Hauptsache wir bekommen eine handlungsfähige bürgerliche Regierung in Deutschland mit der Union an der Spitze. Wenn ich mir das Programm der AfD anschaue, ist es mit den Grundpositionen der deutschen Politik und einer freiheitlichen und solidarischen Gesellschaft im Sinne des christlichen Menschenbildes, der sozialen Marktwirtschaft und der europäische Integration nicht vereinbar. Und die Entlarvung ihrer Arbeit in den Parlamenten hat schon begonnen. Deutschland braucht Stabilität in diesen international schwierigen Zeiten, keine Rechtspopulisten.

Jahrelang war die Hamburger CDU stark vom Hamburger Westen geprägt. Nach den jüngsten Wahlen scheint diese Zeit vorüber zu sein.

Der Einfluss des Hamburger Westens ist so stark wie zuvor. Die Mitglieder der CDU haben gerade geschlossen und einvernehmlich den neuen Kreisvorstand gewählt. Wir sind innerhalb des Landesverbandes ein stabiler und anerkannter Faktor, weil wir uns so geschlossen und inhaltlich so stark einbringen. Und wir sind in den Parlamenten von der Bezirksversammlung, der Bürgschaft bis zum Bundestag in herausragenden Positionen vertreten. Die Abgeordnete Karin Prien als stellvertretende Fraktionsvorsitzende und Franziska Grunwaldt als Sprecherin für Arbeit und Soziales haben ihr Standing und leisten in der Bürgerschaft tolle Arbeit und die Bezirksfraktion unter Uwe Szczesny spielt seit vielen Jahren eine dominante Rolle in Altona und den Elbvororten.

Wie wird Ihr persönlicher Weg nach der nächsten Wahl weitergehen?

Wir werden zunächst Ende 2016 unseren Wahlkreiskandidaten für Altona und die Elbvororte nominieren.

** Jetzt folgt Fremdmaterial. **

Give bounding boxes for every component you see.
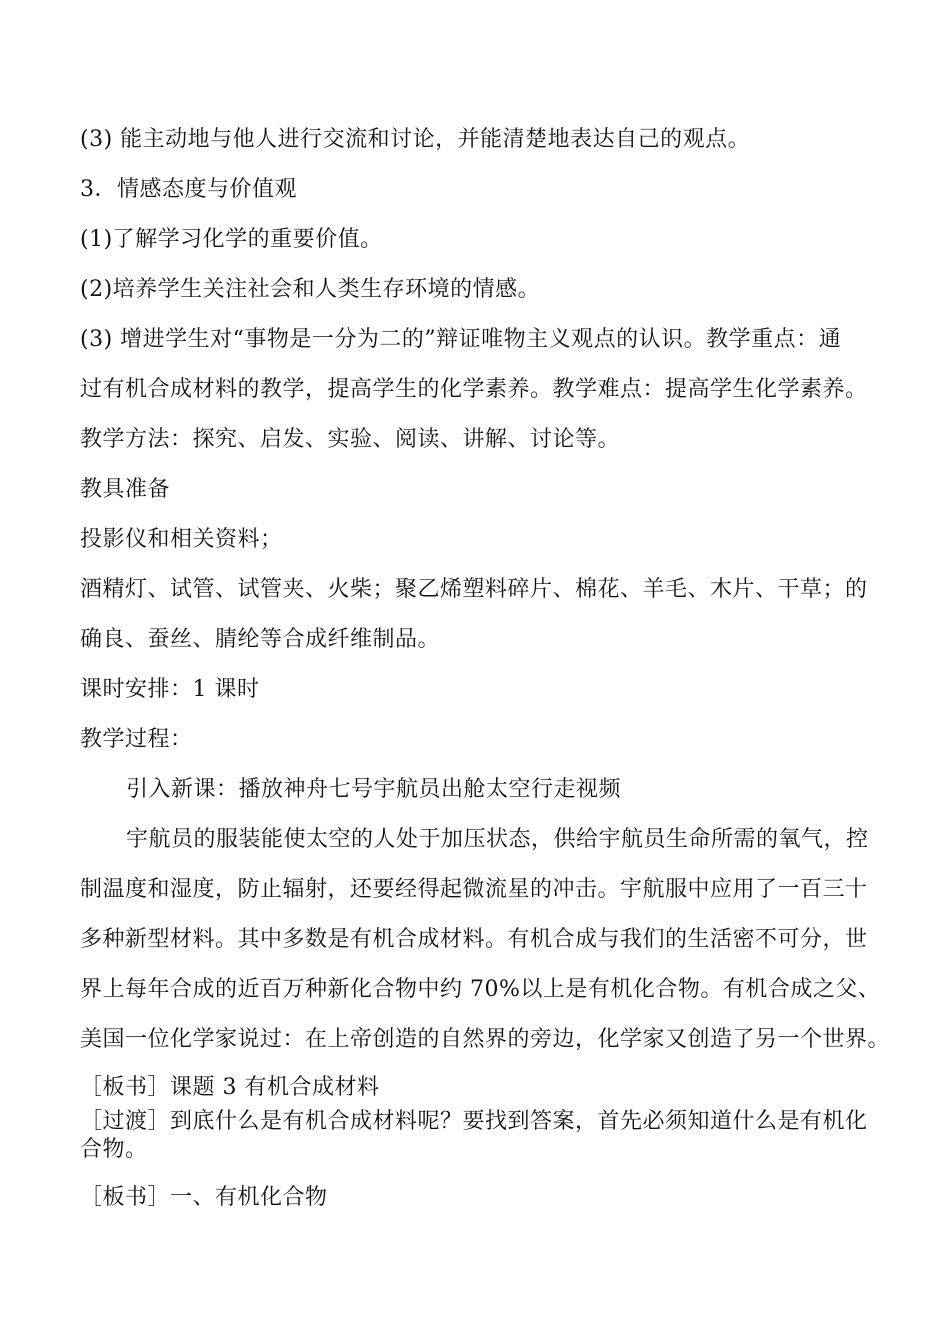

Das machen die Mitglieder. Bisher habe ich für meine Kandidatur von Altona bis Rissen viel Unterstützung. Ich habe auch den Anspruch auf der Liste wie 2013 weit oben zu kandidieren.

Haben Sie den Wunsch, in Berlin eine bedeutendere Position einzunehmen?

Ich bin jetzt Sprecher für den familienpolitischen Bereich der CDU/CSU. Das ist ein Kernfeld der Union. Dass ein Hamburger Abgeordneter familienpolitischer Sprecher der Union ist, ist schon etwas Besonderes und eine gewisse Auszeichnung für uns Hamburger. Ich habe derzeit viel Spaß am Gestalten der Familienpolitik. Ich kann nun direkt bei den Gesetzen mitarbeiten und entscheidenden Einfluss ausüben. Und als Kapitän der Fußballmannschaft des FC Bundestages habe ich schon eine bedeutende Position …

Was tun Sie von Berlin aus für die Menschen im Hamburger Westen?

Wer die Familienpolitik in Berlin mit gestaltet, tut auch viel für die Familien im Hamburger Westen. Der Ausbau der Kindertagesbetreuung und des Elterngeldes oder die Reformen der Kinder- und Jugendhilfe kommen direkt bei den Menschen in Altona und den Elbvororten an. Die Ortsumgehung Rissen ist immer wieder ein einzelnes Thema. Die B431 ist vom Hamburger Senat für den Verkehrswegeplan nicht angemeldet worden. Das bedeutet, dass der Senat kein Interesse an der Ortsumgehung hat. Aber auch andere einzelne Themen wie den Ausbau von Desy als Forschungszentrum begleite ich weiter. Mein Hauptziel ist es aber, zukünftig Familien mit Kindern steuerlich stärker zu entlasten. Ich habe konkrete Vorschläge entwickelt, wie wir ein neues Familiensplitting und Entlastungen bei den Abgaben zu den Sozialversicherungen schaffen können.

Nach 2017 möchte ich das über eine Steuerreform umsetzen. Herr Weinberg, der Klönschnack dankt für das Gespräch.